Lake Street Dive: Side Pony

Music Reviews lake street dive
Lake Street Dive: Side Pony

It seems ridiculous to be able to say that Lake Street Dive is a 12-year-old band, but that’s true—technically. Its members (Rachael Price, Bridget Kearney, Mike Olson and Mike Calabrese) did indeed start occasionally performing together under the Lake Street Dive name in 2004, but the group was no one’s top priority. And it didn’t become that priority until 2011 or so, still several years before their Signature Sounds breakout, 2014’s Bad Self Portraits. 10 years in, and a fully realized Lake Street Dive had finally arrived and announced itself as a force to be reckoned with.

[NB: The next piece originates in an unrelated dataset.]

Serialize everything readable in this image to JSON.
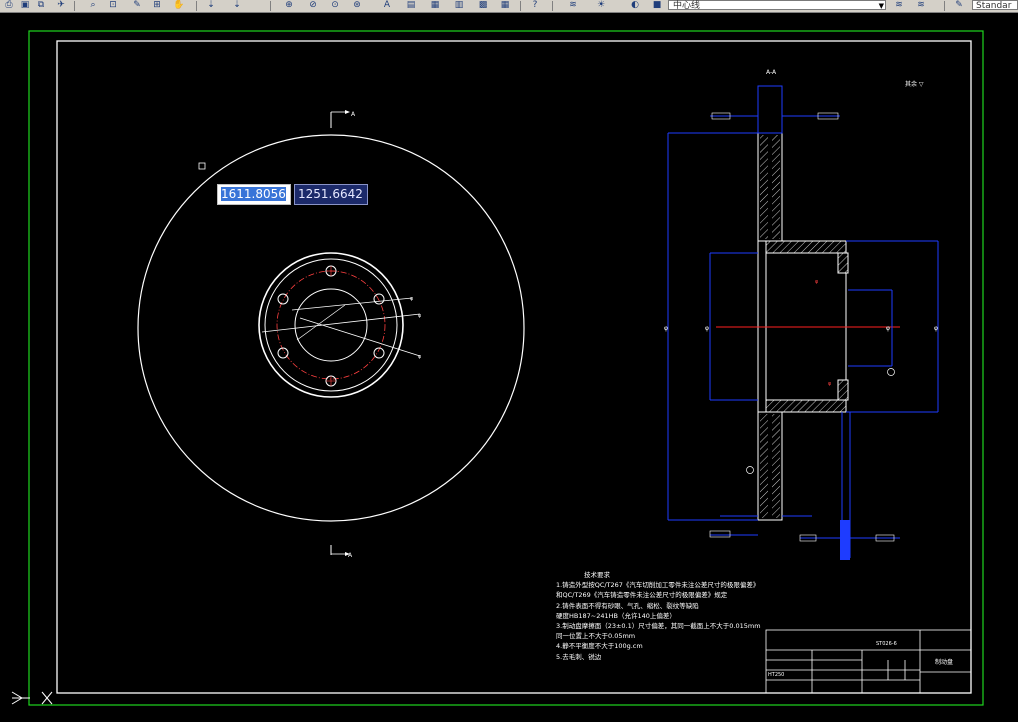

Their new Nonesuch follow-up, Side Pony, provides both an encore and procedural evolution of the songs that were presented on Bad Self Portraits. It begins with a collection of songs that sound (at least vaguely) as though they could have come from the previous LP before veering off into more uncharted waters, gathering strength all the while. The band can rest easy: Their experimentation reaps triumphant results.

Those earlier tracks, including the likes of “Call Off Your Dogs” and “Spectacular Failure,” find the band adeptly grooving in the particular, difficult to categorize niche of neo-soul and jazzy pop that they’ve made their signature, and one initially fears if perhaps there’s been little additional growth. “Spectacular Failure” even hinges around a “Bobby,” although presumably not Bad Self Portraits’ “Bobby Tanqueray,” given that the former seemed rather suave while this one is a hopeless fool “playing grab-ass in the shower.”

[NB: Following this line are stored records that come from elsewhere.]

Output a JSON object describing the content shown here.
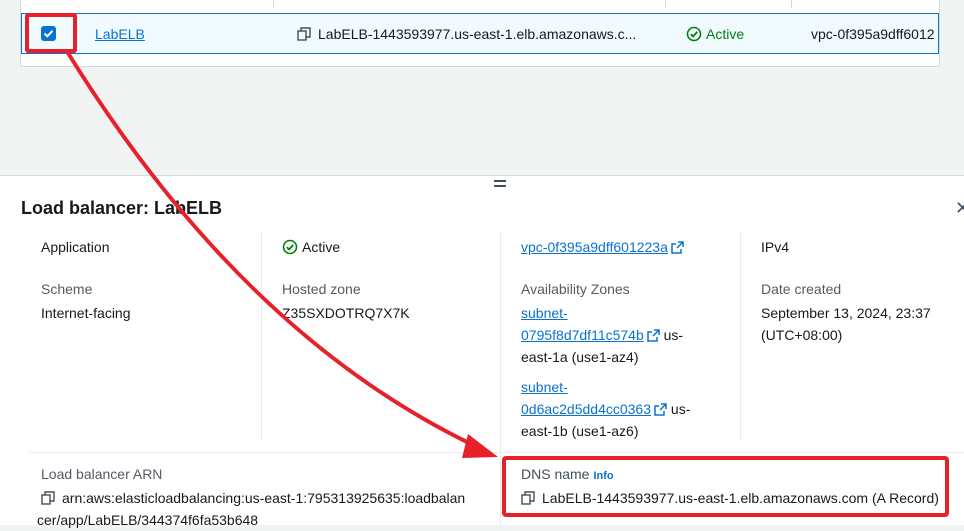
{
  "table": {
    "row": {
      "name": "LabELB",
      "dns": "LabELB-1443593977.us-east-1.elb.amazonaws.c...",
      "state": "Active",
      "vpc": "vpc-0f395a9dff6012"
    }
  },
  "panel": {
    "title": "Load balancer: LabELB",
    "type_value": "Application",
    "status_value": "Active",
    "vpc_value": "vpc-0f395a9dff601223a",
    "ip_value": "IPv4",
    "scheme_label": "Scheme",
    "scheme_value": "Internet-facing",
    "zone_label": "Hosted zone",
    "zone_value": "Z35SXDOTRQ7X7K",
    "az_label": "Availability Zones",
    "subnet1_line1": "subnet-",
    "subnet1_line2": "0795f8d7df11c574b",
    "subnet1_tail": "us-",
    "subnet1_zone": "east-1a (use1-az4)",
    "subnet2_line1": "subnet-",
    "subnet2_line2": "0d6ac2d5dd4cc0363",
    "subnet2_tail": "us-",
    "subnet2_zone": "east-1b (use1-az6)",
    "date_label": "Date created",
    "date_line1": "September 13, 2024, 23:37",
    "date_line2": "(UTC+08:00)",
    "arn_label": "Load balancer ARN",
    "arn_line1": "arn:aws:elasticloadbalancing:us-east-1:795313925635:loadbalan",
    "arn_line2": "cer/app/LabELB/344374f6fa53b648",
    "dns_label": "DNS name",
    "dns_info": "Info",
    "dns_value": "LabELB-1443593977.us-east-1.elb.amazonaws.com (A Record)"
  },
  "colors": {
    "accent": "#0972d3",
    "success": "#037f0c",
    "annotation": "#e8202a"
  },
  "icons": [
    "checkbox-checked-icon",
    "copy-icon",
    "status-success-icon",
    "external-link-icon",
    "close-icon",
    "drag-handle-icon"
  ]
}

The revelation, however, is in the album’s final third, beginning with title track “Side Pony.” Leading off with a bit of playful xylophone, the disarmingly simple ode to the economical side ponytail oozes a charmingly retro sense of disco-era levity. An irresistibly toe-tapping groove provides bare bones for Price’s silky alto, which has been and will always be this band’s star. The song is followed by a string of infectious gems, from the Fred Schneider-like ebullience in Calabrese’s vocal intro to “Hell Yeah,” to the entirety of “Can’t Stop,” which is easily the funkiest track that Lake Street Dive has ever recorded. It could have accompanied the opening credits of a Pam Grier movie in 1975, set to car chases and leather-clad vixens shooting massively oversized pistols.

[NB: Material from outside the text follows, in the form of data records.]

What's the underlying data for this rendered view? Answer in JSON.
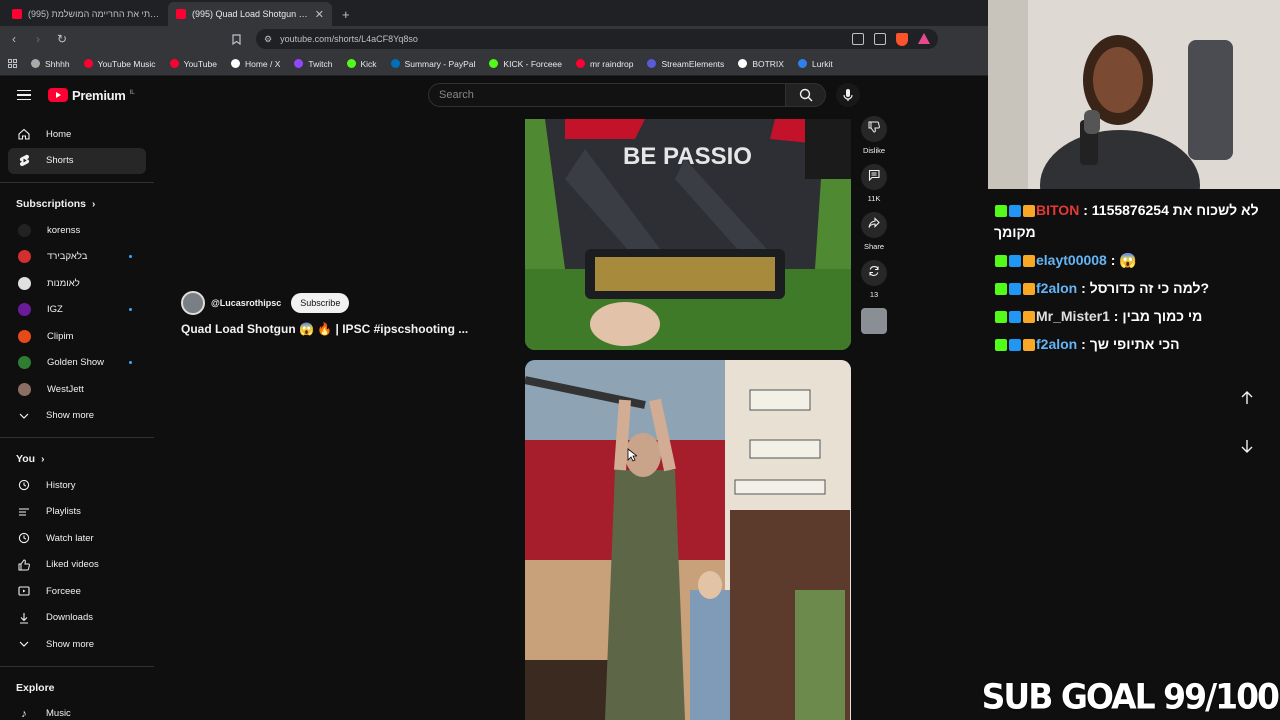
{
  "browser": {
    "tabs": [
      {
        "title": "(995) מצאתי את החריימה המושלמת..",
        "active": false
      },
      {
        "title": "(995) Quad Load Shotgun 😱 |",
        "active": true
      }
    ],
    "url": "youtube.com/shorts/L4aCF8Yq8so",
    "bookmarks": [
      {
        "label": "Shhhh",
        "color": "#aaaaaa"
      },
      {
        "label": "YouTube Music",
        "color": "#ff0033"
      },
      {
        "label": "YouTube",
        "color": "#ff0033"
      },
      {
        "label": "Home / X",
        "color": "#ffffff"
      },
      {
        "label": "Twitch",
        "color": "#9146ff"
      },
      {
        "label": "Kick",
        "color": "#53fc18"
      },
      {
        "label": "Summary - PayPal",
        "color": "#0070ba"
      },
      {
        "label": "KICK - Forceee",
        "color": "#53fc18"
      },
      {
        "label": "mr raindrop",
        "color": "#ff0033"
      },
      {
        "label": "StreamElements",
        "color": "#5b5bd6"
      },
      {
        "label": "BOTRIX",
        "color": "#ffffff"
      },
      {
        "label": "Lurkit",
        "color": "#2f80ed"
      }
    ]
  },
  "youtube": {
    "logo_text": "Premium",
    "logo_sup": "IL",
    "search_placeholder": "Search",
    "sidebar": {
      "main": [
        {
          "label": "Home",
          "icon": "home-icon"
        },
        {
          "label": "Shorts",
          "icon": "shorts-icon",
          "active": true
        }
      ],
      "subscriptions_header": "Subscriptions",
      "subscriptions": [
        {
          "label": "korenss",
          "color": "#222222",
          "dot": false
        },
        {
          "label": "בלאקבירד",
          "color": "#d32f2f",
          "dot": true
        },
        {
          "label": "לאומנות",
          "color": "#e0e0e0",
          "dot": false
        },
        {
          "label": "IGZ",
          "color": "#6a1b9a",
          "dot": true
        },
        {
          "label": "Clipim",
          "color": "#e64a19",
          "dot": false
        },
        {
          "label": "Golden Show",
          "color": "#2e7d32",
          "dot": true
        },
        {
          "label": "WestJett",
          "color": "#8d6e63",
          "dot": false
        }
      ],
      "show_more": "Show more",
      "you_header": "You",
      "you_items": [
        {
          "label": "History",
          "icon": "history-icon"
        },
        {
          "label": "Playlists",
          "icon": "playlists-icon"
        },
        {
          "label": "Watch later",
          "icon": "watch-later-icon"
        },
        {
          "label": "Liked videos",
          "icon": "thumbs-up-icon"
        },
        {
          "label": "Forceee",
          "icon": "video-icon"
        },
        {
          "label": "Downloads",
          "icon": "download-icon"
        }
      ],
      "show_more_2": "Show more",
      "explore_header": "Explore",
      "explore_items": [
        {
          "label": "Music",
          "icon": "music-icon"
        }
      ]
    },
    "short": {
      "channel": "@Lucasrothipsc",
      "subscribe_label": "Subscribe",
      "title": "Quad Load Shotgun 😱 🔥 | IPSC #ipscshooting ...",
      "shirt_text": "BE PASSIO"
    },
    "actions": [
      {
        "label": "Dislike",
        "icon": "thumbs-down-icon"
      },
      {
        "label": "11K",
        "icon": "comment-icon"
      },
      {
        "label": "Share",
        "icon": "share-icon"
      },
      {
        "label": "13",
        "icon": "remix-icon"
      }
    ]
  },
  "overlay": {
    "chat": [
      {
        "user": "BITON",
        "color": "#e53935",
        "message": "1155876254 לא לשכוח את מקומך"
      },
      {
        "user": "elayt00008",
        "color": "#64b5f6",
        "message": "😱"
      },
      {
        "user": "f2alon",
        "color": "#64b5f6",
        "message": "למה כי זה כדורסל?"
      },
      {
        "user": "Mr_Mister1",
        "color": "#e0e0e0",
        "message": "מי כמוך מבין"
      },
      {
        "user": "f2alon",
        "color": "#64b5f6",
        "message": "הכי אתיופי שך"
      }
    ],
    "sub_goal": "SUB GOAL 99/100"
  }
}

Price, of course, is the straw that stirs the drink, but it’s important to note that if anything, she steps back a bit more on Side Pony in terms of the commanding nature of her role. One feels a concerted effort on every level—from writing to the final production and mixing—to make this more of a band album, something that is apparently important to Price and comes through in Paste’s feature on the band this week. Her voice is the sort of marvel that should make the band understand and expect fans to crave and expect its use in a diva-like role, so when that voice is recessed a bit more, balanced behind increased instrumentation, perhaps there are some who will balk at the decision. But Price is correct in her own assessment of the situation: Judicious use of her greatest asset only amplifies how special it is.

Side Pony catches Lake Street Dive poised for a whole new level of exposure, as the band hits the late night TV circuit hard and takes determined steps toward next-level stardom. Upcoming shows in Phoenix, Vancouver, Minneapolis, Chicago and Seattle? All sold out. If the pre-sales are any indication, scrunchie sales are about to go through the roof.